“It is yours?” said he, tossing it to Manius.
“I—I had not observed,” said the other, nervously, “It is part of the girdle I wear in deference to the people among whom I live. How came you by it?”
“Fox! Your cunning will not save you. Tell me first how you escaped the peril into which you had drawn me.”
“I do not understand you.”
“But I understand you,” said Vergilius, with anger. “There are but two places in the world for you. One is beyond the boundaries of Rome, the other is the valley of Hinnom.” Having said which, he turned, quickly, and left the assessor’s palace.
Arria and her brother were far from the shores of Hellas and near the Isle of Doom. Tepas knew that a few leagues more would bring him in sight of the familiar cliffs. Brother and sister were reclining on the deck of their trireme. The tenth day of their journey was near its end. The sun had sunk through misty depths of purple, and now seemed to melt and pour a flood of fire upon the waters.
“I am weary,” said the girl, looking thoughtfully at the calm sea.
“Of me?” said her brother.
“Nay, but of that groaning of the rowers. It tells me of aching arms in the galley. I cannot sleep at night, hearing it.”
Appius laughed with amusement. “Little fool!” said he. “The slaves of Tepas are all Jews.”
“But they are men,” said the beautiful girl; “and do you not understand, dear brother? I love a man.”
“Love!” exclaimed Appius, with contempt, “’Tis only as the longing of the bird for its mate.”
“Nay, I would give all for him I love.”
“Not all,” said he, with a look of surprise.
“Yes, all—even you, and my mother, and my home, and my country, and my life—I am sick with longing. And when I think of him I cannot bear to see men suffer.”
“You are gone mad,” said Appius, “and I pray the gods to bring you back. It may be the fair Vergilius forgets you.”
She turned, quickly, and her voice trembled as she whispered: “Nay, he also has the great love in him. He could not forget.”
Cyran, the pretty slave-girl, came soon with their evening repast. Arria bade her sit beside them.
“Tell us, dear Cyran,” said the Roman beauty—“tell us a tale of old Judea.”
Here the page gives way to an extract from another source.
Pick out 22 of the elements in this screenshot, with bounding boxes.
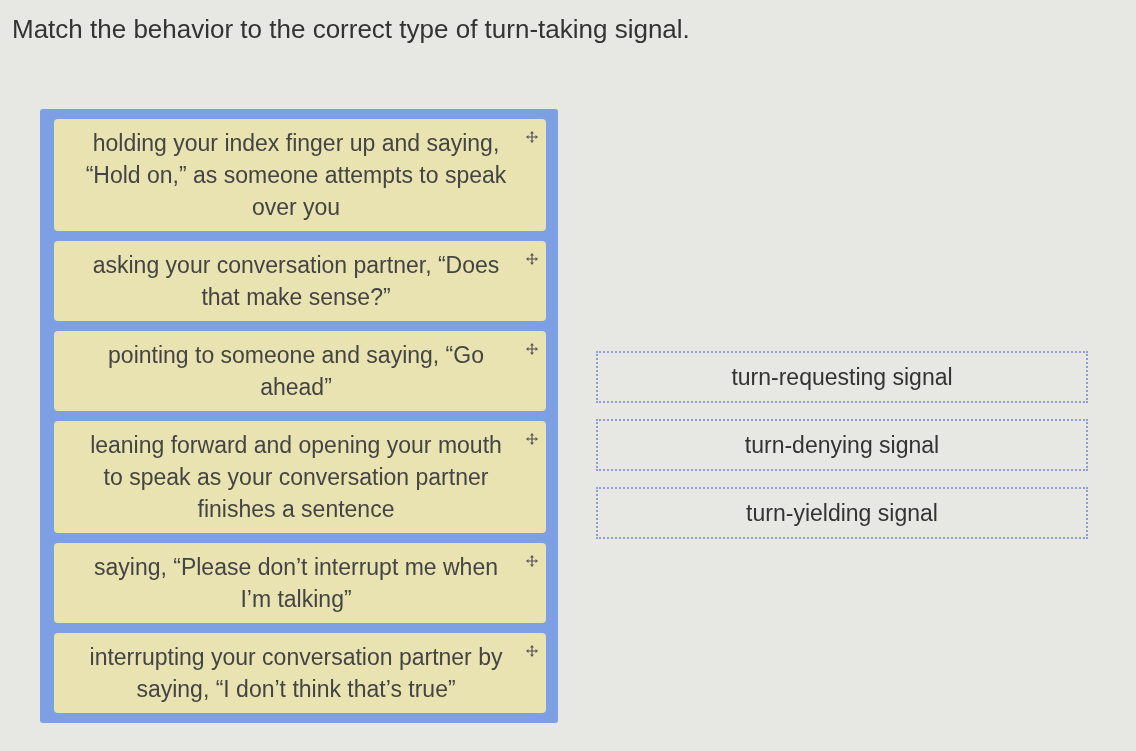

“Beloved mistress,” said Cyran, kneeling by the side of Arria and kissing the border of her robe, “listen; I will tell you of the coming of the great love. Long ago there was a maiden of Galilee so beautiful that many came far to see her. Now, it so befell, there came a certain priest, young and fair to look upon, who did love her and seek her hand in marriage. And she loved him, even as you love, but would not wed him. O my good mistress! She knew that a mighty king was coming, and she was held of a great hope that God would choose her for the blessed mother. And, still loving the priest, she kept herself pure in thought and deed. Every day they saw each other, but stayed apart, and their love grew holier the more it was put down. And oh, it was a wonder! for it filled their hearts with kindness and sent their feet upon errands of mercy. And many years passed, and one day they sat together.